Gleichzeitig betonte Weber, dass er sich angesichts des Wahlsiegs von Kurz, der ohne Zweifel "klar für eine pro-europäische Linie" stehe, keine Sorgen mache. Kurz könne gar als "Brückenbauer" zwischen osteuropäischen Staaten auf der einen Seite und etwa Frankreich und Deutschland auf der anderen fungieren, sagte der deutsche EU-Politiker.
Kurz selbst wies Spekulationen über eine Annäherung Österreichs an die Visegrad-Staaten Polen, Tschechien, Ungarn und Slowakei unter seiner Kanzlerschaft zurück. "Nein, das behauptet die Sozialdemokratie", meinte er. "Wir sehen uns als Brückenkopf in der Europäischen Union", versicherte Kurz. "Ich möchte eine enge Zusammenarbeit mit Deutschland und Frankreich und anderen Staaten. Und ich möchte gleichzeitig einen guten Kontakt zum Osten Europas. Ziel ist es, dass die Spannungen in der Europäischen Union weniger, nicht mehr werden."

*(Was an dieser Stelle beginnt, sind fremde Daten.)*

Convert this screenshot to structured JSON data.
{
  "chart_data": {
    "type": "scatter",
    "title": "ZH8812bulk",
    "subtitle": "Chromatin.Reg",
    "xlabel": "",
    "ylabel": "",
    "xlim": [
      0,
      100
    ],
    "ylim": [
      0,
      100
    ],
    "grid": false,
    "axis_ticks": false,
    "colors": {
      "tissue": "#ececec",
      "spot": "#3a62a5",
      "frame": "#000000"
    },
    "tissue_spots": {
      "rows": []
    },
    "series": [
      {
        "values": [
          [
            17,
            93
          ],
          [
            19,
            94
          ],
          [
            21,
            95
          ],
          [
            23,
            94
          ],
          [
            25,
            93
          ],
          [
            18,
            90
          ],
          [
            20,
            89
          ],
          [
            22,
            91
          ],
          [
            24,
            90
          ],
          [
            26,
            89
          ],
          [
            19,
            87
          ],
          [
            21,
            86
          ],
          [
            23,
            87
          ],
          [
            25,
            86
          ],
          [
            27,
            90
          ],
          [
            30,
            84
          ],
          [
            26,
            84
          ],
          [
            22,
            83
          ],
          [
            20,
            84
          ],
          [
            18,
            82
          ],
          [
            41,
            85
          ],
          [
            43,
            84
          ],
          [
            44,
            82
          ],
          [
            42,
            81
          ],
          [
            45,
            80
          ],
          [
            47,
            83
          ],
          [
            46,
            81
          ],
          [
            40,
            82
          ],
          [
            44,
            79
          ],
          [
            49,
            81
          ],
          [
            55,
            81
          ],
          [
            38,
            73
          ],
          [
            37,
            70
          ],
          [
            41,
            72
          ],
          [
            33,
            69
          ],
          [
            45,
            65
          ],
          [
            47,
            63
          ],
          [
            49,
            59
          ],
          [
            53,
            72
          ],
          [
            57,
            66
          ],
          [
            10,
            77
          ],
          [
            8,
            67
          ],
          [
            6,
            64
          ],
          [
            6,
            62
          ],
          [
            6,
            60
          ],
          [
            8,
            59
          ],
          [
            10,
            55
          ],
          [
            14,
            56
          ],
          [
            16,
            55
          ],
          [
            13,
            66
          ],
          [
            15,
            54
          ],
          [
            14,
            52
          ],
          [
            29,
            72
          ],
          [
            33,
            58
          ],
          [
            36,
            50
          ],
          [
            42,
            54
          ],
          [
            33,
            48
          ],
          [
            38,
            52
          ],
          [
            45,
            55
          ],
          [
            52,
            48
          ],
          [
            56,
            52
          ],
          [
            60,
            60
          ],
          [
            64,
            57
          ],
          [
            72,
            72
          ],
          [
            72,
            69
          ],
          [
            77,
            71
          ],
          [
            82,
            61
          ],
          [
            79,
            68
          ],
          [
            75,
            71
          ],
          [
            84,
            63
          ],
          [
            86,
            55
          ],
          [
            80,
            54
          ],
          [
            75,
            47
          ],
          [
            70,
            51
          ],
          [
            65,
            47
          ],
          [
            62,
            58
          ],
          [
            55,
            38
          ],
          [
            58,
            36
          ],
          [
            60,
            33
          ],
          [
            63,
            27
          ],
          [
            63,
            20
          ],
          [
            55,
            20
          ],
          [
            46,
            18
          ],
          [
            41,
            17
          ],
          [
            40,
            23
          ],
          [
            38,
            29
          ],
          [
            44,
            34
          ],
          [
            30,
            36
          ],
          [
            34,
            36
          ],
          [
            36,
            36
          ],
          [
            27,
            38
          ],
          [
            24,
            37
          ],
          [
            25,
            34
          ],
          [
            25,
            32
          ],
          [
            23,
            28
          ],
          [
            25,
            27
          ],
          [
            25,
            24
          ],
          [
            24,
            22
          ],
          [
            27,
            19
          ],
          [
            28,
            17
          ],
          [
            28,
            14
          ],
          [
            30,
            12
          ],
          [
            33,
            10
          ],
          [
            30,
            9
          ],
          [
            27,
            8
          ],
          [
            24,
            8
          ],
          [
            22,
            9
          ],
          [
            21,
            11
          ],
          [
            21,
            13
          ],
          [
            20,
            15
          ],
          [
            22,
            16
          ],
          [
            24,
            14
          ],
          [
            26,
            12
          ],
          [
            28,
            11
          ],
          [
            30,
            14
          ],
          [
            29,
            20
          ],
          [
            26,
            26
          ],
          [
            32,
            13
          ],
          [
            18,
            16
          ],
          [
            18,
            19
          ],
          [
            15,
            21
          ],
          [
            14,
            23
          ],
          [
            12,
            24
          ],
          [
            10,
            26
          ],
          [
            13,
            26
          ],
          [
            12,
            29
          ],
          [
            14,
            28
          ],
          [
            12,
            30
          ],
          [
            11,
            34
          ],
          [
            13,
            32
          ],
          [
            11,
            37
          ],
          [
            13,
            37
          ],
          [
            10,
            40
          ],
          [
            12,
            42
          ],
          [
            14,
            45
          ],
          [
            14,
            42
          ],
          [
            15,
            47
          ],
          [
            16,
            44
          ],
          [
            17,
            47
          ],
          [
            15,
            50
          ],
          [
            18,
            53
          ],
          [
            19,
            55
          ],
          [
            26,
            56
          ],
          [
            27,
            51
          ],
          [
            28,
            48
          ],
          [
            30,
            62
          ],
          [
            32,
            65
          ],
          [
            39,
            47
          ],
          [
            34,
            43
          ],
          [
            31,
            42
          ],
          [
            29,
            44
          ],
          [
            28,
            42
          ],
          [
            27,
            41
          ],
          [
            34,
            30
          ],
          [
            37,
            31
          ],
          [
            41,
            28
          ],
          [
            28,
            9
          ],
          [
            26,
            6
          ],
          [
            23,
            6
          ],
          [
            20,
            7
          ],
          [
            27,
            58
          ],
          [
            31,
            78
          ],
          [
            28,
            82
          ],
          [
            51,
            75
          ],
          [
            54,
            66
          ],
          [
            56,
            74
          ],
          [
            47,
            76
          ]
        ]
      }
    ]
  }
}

Ungarn erwartet enge Kooperation mit Kurz
Die ungarische Regierung sagte erst am Donnerstag, dass sie eine "sehr enge Kooperation" mit Kurz erwarte, weil dessen politische Ansichten jenen von Ministerpräsident Viktor Orban ähnelten. Für einen Beitritt Österreichs zur Visegrad-Gruppe hat sich im Wahlkampf FPÖ-Chef Heinz-Christian Strache (FPÖ) ausgesprochen.